Credit expansion alone does not cause economic crises. Economic crises are endogenous. We have always had them, under every monetary system, and we always will. They are the result of men being fallible and the economic problem being hard. The result is misallocations of capital which result in real losses to the society as a whole.

Yes, excessive credit creation can contribute to such misallocations. No, they do not cause them, in the specific sense that removing credit creation (not actually possible anyway) would not remove the effect - and in the sense that credit creation can operate without such misallocation necessarily resulting.

The operating mechanism is, mispricings induce misallocations of real capital. Credit facilitates reallocations of capital. The combination of temporarily misaligned prices (especially for long dated capital assets) and rapid credit expansion, can move lots of capital to poor uses rapidly, and temporarily make those moves appear justified.

Those effects could only be removed if (1) prices never changed, preventing eventual falsification of the price signals reacted to or (2) capital never moved, preventing reallocation to worse configurations. Either would also destroy economic freedom and the adaptability of the economy to new conditions, and with it would destroy economic growth and prosperity.
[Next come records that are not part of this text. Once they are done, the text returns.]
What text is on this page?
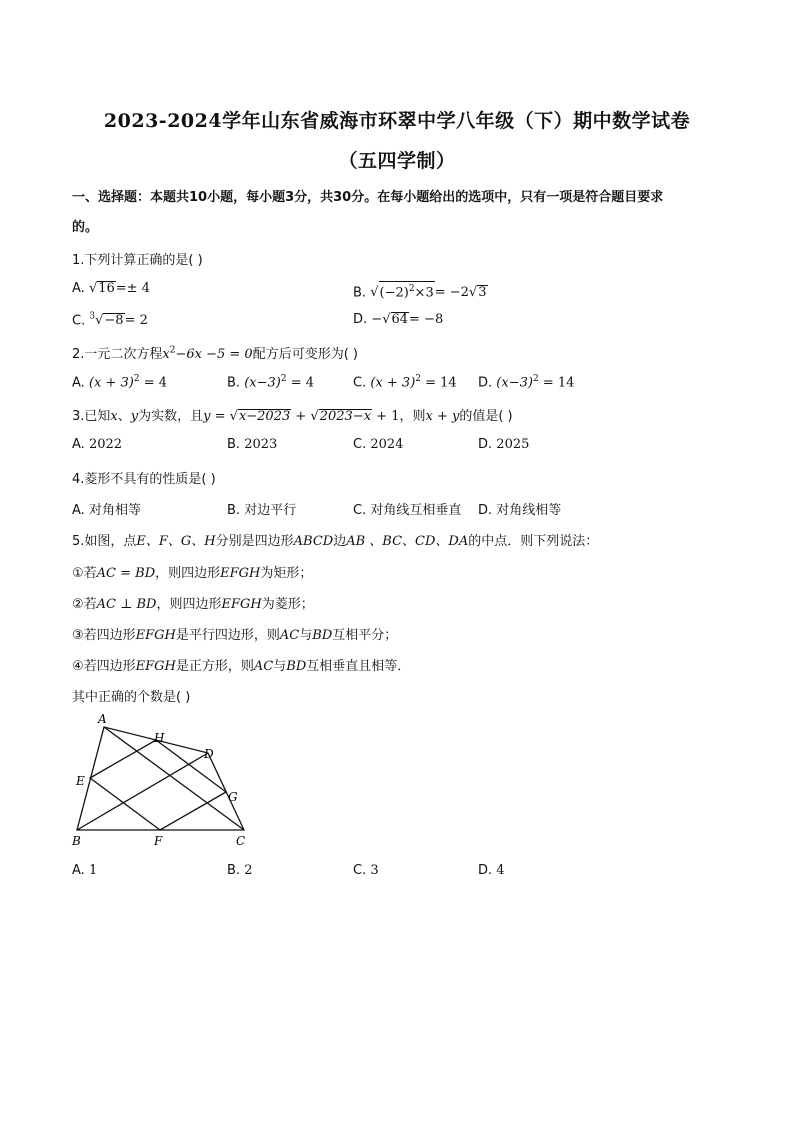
2023-2024学年山东省威海市环翠中学八年级（下）期中数学试卷
（五四学制）
一、选择题：本题共10小题，每小题3分，共30分。在每小题给出的选项中，只有一项是符合题目要求
的。
1.下列计算正确的是( )
A. √16=± 4	B. $√(-2)^2\times 3= -2√3$
C. $^3$√−8= 2	D. −√64= −8
2.一元二次方程$x^2-6x -5 = 0$配方后可变形为( )
A. $(x + 3)^2 = 4$	B. $(x-3)^2 = 4$	C. $(x + 3)^2 = 14$ D. $(x-3)^2 = 14$
3.已知x、y为实数，且y = √x−2023 + √2023−x + 1，则x + y的值是( )
A. 2022	B. 2023	C. 2024	D. 2025
4.菱形不具有的性质是( )
A. 对角相等	B. 对边平行	C. 对角线互相垂直 D. 对角线相等
5.如图，点E、F、G、H分别是四边形ABCD边AB 、BC、CD、DA的中点．则下列说法：
①若AC = BD，则四边形EFGH为矩形；
②若AC ⊥ BD，则四边形EFGH为菱形；
③若四边形EFGH是平行四边形，则AC与BD互相平分；
④若四边形EFGH是正方形，则AC与BD互相垂直且相等．
其中正确的个数是( )
A
H
D
E
G
B	F	C
A. 1	B. 2	C. 3	D. 4
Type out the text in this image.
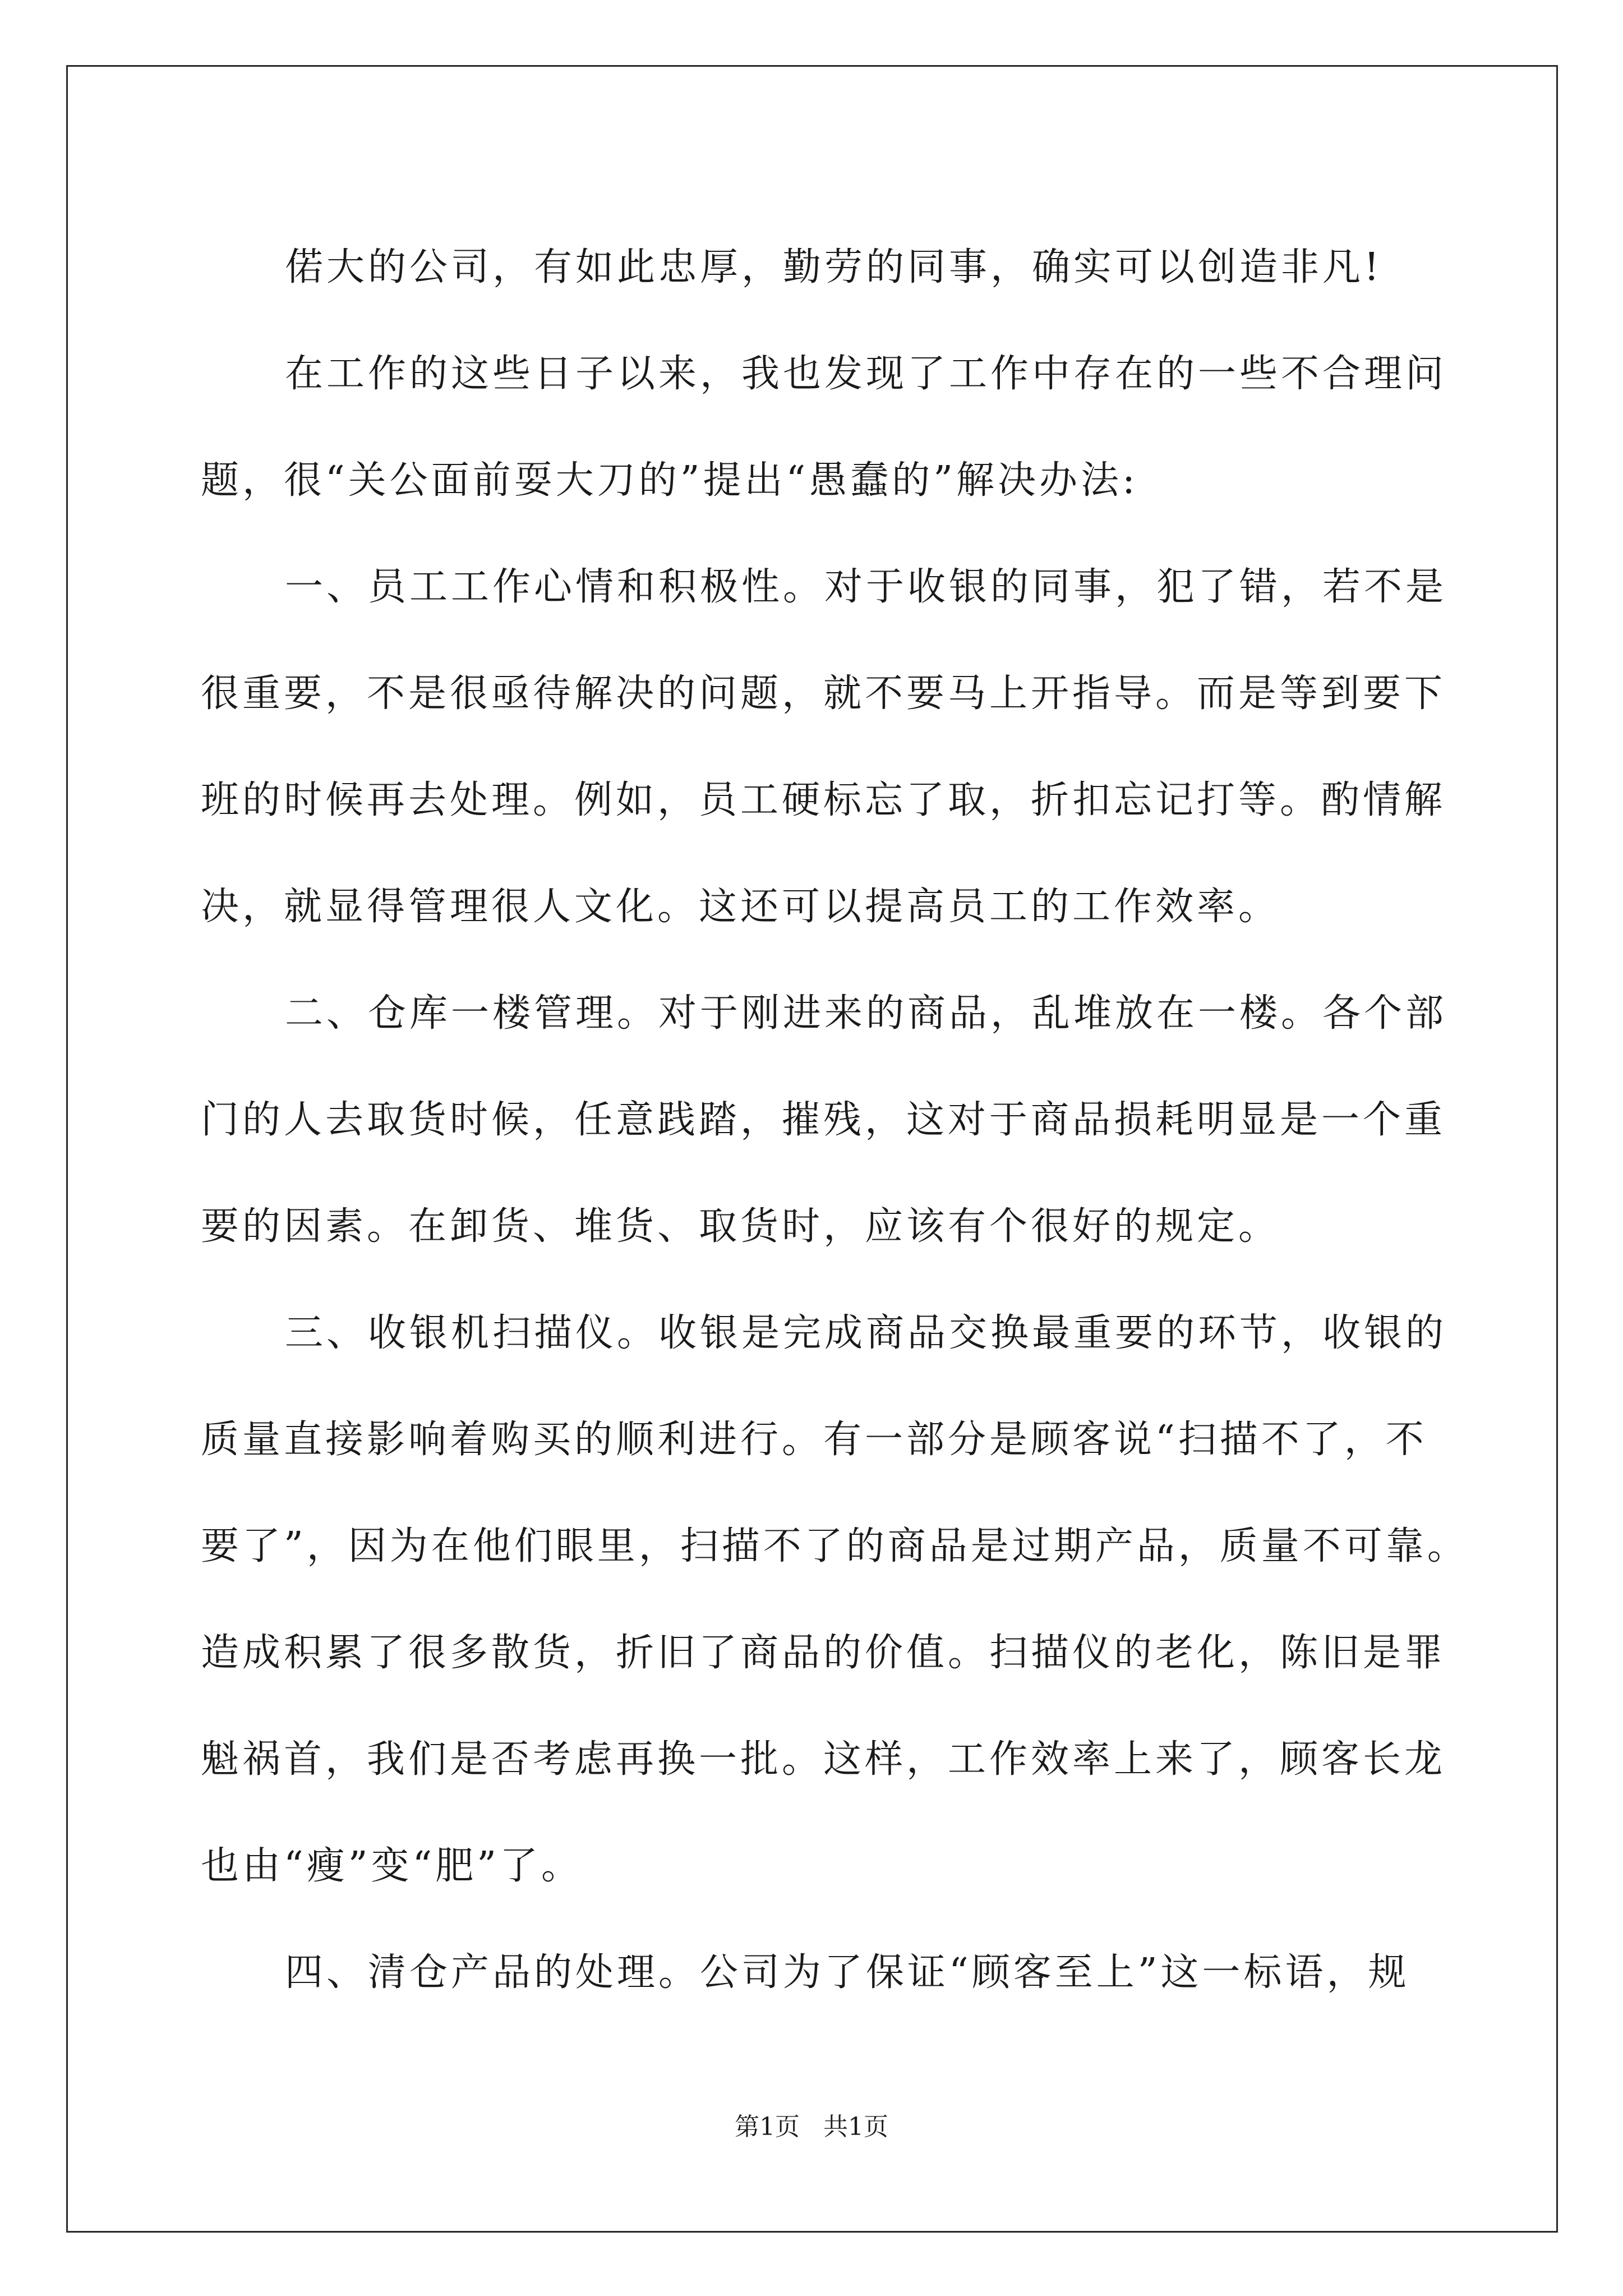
偌大的公司，有如此忠厚，勤劳的同事，确实可以创造非凡!
在工作的这些日子以来，我也发现了工作中存在的一些不合理问
题，很“关公面前耍大刀的”提出“愚蠢的”解决办法:
一、员工工作心情和积极性。对于收银的同事，犯了错，若不是
很重要，不是很亟待解决的问题，就不要马上开指导。而是等到要下
班的时候再去处理。例如，员工硬标忘了取，折扣忘记打等。酌情解
决，就显得管理很人文化。这还可以提高员工的工作效率。
二、仓库一楼管理。对于刚进来的商品，乱堆放在一楼。各个部
门的人去取货时候，任意践踏，摧残，这对于商品损耗明显是一个重
要的因素。在卸货、堆货、取货时，应该有个很好的规定。
三、收银机扫描仪。收银是完成商品交换最重要的环节，收银的
质量直接影响着购买的顺利进行。有一部分是顾客说“扫描不了，不
要了”，因为在他们眼里，扫描不了的商品是过期产品，质量不可靠。
造成积累了很多散货，折旧了商品的价值。扫描仪的老化，陈旧是罪
魁祸首，我们是否考虑再换一批。这样，工作效率上来了，顾客长龙
也由“瘦”变“肥”了。
四、清仓产品的处理。公司为了保证“顾客至上”这一标语，规
第1页   共1页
Economic crises are not removable, and attempt to prevent them by attacking economic liberties destroys liberty and prosperity without securing any meaningful economic security. Hayek already understood this. We put up with crises as the inevitable byproduct of other men's freedom. Liberty has costs. You have no right to perfect economic security. It cannot be achieved, and the things being sacrificed in its name are more valuable than it is, anyway.